Elle souffle et je ne lui donne pas tort. Mais c'est de sa faute j'ai envie de dire. Depuis qu'elle a mis pied dans cette maison je suis devenue quelqu'un d'horrible, acerbe et aigrie.
Même si ça ne fait qu'un jour.
- Ok, fait-elle, « j'ai parlé longuement avec tes parents ». Là-dessus elle me fait une fois de plus son regard bizarre, « il faut que tu saches une chose. Tu as deux jours pour te décider »
- Quoi ?
- Dans deux jours je reviendrais, car l'expédition pour Dom est prévue après-demain. Je rentrerais avec les joueuses qui auront décidé de venir. Si c'est oui, tu n'auras qu'à te préparer, je viendrais dans la matinée.
Mes lèvres restent scellées. Je suis dans l'incapacité de dire quoi que ce soit, tant ce qu'elle me dit me prend au dépourvu. De nouveau le petit sourire, narquois, fier. C'est sûr à l'intérieur elle jubile pour m'avoir fait fermer mon clapet. Sans un mot elle se détourne pour descendre.

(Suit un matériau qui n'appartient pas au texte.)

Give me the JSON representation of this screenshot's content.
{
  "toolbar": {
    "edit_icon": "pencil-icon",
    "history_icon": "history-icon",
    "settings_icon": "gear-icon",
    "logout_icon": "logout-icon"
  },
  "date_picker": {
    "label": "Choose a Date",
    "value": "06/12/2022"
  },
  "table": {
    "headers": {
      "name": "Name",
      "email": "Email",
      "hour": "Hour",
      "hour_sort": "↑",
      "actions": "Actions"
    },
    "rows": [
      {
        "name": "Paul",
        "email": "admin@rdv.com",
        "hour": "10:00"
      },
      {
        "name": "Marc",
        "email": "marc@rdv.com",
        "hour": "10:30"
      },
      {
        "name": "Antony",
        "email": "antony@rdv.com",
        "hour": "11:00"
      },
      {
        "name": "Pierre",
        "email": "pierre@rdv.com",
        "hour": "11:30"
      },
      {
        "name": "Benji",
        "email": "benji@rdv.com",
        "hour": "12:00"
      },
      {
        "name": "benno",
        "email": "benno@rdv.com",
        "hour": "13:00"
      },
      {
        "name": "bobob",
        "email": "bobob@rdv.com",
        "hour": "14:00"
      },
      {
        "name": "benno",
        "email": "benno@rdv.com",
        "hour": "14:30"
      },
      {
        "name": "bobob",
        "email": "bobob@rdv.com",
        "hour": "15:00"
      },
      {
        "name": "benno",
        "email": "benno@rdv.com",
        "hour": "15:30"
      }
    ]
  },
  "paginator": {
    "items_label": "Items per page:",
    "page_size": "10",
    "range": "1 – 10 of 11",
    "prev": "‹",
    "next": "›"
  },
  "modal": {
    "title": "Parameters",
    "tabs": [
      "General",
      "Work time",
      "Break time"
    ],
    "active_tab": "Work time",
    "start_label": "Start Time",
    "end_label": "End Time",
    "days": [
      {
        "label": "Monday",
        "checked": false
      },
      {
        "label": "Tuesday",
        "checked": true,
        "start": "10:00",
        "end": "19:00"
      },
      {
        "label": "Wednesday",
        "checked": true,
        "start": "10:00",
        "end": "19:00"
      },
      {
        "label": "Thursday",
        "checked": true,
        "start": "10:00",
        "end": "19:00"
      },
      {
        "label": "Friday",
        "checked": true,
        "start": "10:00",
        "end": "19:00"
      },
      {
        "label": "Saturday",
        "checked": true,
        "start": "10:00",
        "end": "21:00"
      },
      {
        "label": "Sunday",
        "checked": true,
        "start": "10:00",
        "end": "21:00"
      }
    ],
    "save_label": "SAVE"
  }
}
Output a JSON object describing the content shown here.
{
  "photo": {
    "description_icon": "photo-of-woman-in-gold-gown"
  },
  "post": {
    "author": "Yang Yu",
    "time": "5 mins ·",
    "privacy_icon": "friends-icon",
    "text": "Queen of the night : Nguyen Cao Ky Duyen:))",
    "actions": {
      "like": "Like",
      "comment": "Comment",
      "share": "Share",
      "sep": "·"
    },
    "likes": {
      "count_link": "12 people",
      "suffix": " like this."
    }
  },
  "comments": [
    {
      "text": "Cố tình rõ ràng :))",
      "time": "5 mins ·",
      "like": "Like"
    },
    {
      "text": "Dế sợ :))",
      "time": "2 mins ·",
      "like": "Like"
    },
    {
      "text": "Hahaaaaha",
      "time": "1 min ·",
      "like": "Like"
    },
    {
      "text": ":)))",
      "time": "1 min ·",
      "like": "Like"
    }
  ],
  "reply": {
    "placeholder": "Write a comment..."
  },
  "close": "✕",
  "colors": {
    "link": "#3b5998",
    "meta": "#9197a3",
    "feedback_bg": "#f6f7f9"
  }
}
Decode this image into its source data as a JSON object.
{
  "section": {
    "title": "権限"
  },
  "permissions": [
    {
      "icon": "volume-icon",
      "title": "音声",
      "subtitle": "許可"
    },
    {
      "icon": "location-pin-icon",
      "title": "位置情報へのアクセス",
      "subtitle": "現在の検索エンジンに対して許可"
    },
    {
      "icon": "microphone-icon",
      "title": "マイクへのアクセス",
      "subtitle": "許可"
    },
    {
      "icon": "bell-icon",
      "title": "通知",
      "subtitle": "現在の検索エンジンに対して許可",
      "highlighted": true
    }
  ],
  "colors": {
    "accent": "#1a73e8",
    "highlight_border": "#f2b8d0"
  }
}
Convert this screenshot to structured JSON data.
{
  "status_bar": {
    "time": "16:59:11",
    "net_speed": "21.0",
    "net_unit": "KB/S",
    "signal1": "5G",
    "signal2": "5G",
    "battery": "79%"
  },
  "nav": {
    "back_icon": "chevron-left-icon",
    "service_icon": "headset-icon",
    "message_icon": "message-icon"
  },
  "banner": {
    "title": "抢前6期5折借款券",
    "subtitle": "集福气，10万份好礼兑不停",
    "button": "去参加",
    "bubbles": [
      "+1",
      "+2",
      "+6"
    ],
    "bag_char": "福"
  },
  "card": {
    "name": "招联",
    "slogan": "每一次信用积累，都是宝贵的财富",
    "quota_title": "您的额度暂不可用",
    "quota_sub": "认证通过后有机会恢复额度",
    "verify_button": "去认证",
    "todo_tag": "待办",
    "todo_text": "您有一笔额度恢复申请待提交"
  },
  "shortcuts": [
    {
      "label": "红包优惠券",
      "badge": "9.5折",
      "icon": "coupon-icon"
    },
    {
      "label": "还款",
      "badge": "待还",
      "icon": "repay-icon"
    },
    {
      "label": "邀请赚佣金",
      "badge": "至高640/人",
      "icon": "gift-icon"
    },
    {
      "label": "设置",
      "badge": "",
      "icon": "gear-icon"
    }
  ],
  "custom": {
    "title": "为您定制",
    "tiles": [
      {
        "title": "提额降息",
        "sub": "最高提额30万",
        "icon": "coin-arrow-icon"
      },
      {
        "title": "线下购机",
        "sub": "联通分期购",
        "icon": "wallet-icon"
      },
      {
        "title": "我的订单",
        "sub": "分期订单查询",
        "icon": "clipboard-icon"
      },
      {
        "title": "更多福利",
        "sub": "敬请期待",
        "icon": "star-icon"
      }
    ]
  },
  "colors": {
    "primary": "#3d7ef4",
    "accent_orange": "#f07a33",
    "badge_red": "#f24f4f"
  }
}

Nous descendons alors toutes les deux, moi me répétant l'adresse de chez Jane. Lorsque nous débouchons dans le salon, mes deux parents sont bien sûr là.
Merci seigneur.
Lorsque ma mère nous voit, elle a les yeux qui scintillent. Sûrement croit-elle que grâce à ma sortie éducative de ce matin, j'ai dit « oui »sans aucune objection.
Mais bien sûr.
- Au revoir monsieur et madame Ross.
Mon père lève les yeux de son journal, et la gratifie d'un hochement de tête. J'essaie d'attraper son regard mais sans aucun résultat.

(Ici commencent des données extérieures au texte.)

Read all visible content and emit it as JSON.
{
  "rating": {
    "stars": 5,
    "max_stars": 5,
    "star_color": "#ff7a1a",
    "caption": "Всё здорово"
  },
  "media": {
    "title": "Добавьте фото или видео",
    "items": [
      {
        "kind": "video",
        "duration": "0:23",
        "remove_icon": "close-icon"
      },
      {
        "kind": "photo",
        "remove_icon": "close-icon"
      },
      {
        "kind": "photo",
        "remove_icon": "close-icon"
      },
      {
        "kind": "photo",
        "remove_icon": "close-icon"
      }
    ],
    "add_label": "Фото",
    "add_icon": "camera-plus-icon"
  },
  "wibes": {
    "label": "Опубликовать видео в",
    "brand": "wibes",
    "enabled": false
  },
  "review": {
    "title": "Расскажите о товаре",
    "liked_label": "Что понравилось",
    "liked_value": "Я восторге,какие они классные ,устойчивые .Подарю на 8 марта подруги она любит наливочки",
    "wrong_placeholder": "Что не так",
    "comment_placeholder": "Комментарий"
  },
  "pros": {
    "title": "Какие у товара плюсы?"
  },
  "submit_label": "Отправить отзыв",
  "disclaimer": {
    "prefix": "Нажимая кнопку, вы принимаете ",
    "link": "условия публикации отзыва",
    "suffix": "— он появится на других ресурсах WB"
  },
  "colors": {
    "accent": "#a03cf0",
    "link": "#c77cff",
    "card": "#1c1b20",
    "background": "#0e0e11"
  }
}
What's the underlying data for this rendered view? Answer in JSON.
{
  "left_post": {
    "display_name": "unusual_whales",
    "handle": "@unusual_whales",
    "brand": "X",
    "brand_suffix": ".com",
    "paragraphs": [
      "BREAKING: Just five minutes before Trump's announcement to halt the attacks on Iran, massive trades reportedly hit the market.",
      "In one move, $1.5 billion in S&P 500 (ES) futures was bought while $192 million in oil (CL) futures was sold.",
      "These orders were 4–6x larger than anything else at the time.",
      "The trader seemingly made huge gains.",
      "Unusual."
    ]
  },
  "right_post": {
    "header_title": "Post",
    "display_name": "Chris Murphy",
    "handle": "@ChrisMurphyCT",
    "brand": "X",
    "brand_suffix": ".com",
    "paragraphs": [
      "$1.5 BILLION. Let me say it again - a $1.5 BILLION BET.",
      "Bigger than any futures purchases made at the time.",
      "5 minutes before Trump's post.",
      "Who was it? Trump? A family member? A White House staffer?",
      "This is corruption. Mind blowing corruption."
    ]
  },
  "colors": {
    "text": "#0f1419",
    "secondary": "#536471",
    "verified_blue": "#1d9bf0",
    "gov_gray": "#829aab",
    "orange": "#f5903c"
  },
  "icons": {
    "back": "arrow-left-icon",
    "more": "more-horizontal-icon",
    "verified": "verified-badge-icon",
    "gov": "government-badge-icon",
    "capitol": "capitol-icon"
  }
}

Ma mère se lève et nous suit jusqu'à l'extérieur.
Rochelle se dirige vers la voiture puis s'y engouffre, moi je me tourne vers ma mère.
- Je vais voir une amie.
Ma mère fronce les sourcils.
- Lys et Effie ?
- Non, juste une amie.
Je n'ai pas envie de débattre avec ma mère à propos d'où je vais.
- Ok, reviens avant le dîner.
Sans un mot, je traverse le jardin, et commence à marcher.
Il n'ya personne dehors à part moi. Je sais qu'il faut traverser deux rues et la première maison sur ma droite est celle de Jane.
J'essaie de vider mon esprit par rapport à tout ce que m'est arrivé ces dernières 48 heures, c'est à dire le test, Rochelle, l'I-pod, le rire et encore plus l'IJPS, les cachoteries de mes parents.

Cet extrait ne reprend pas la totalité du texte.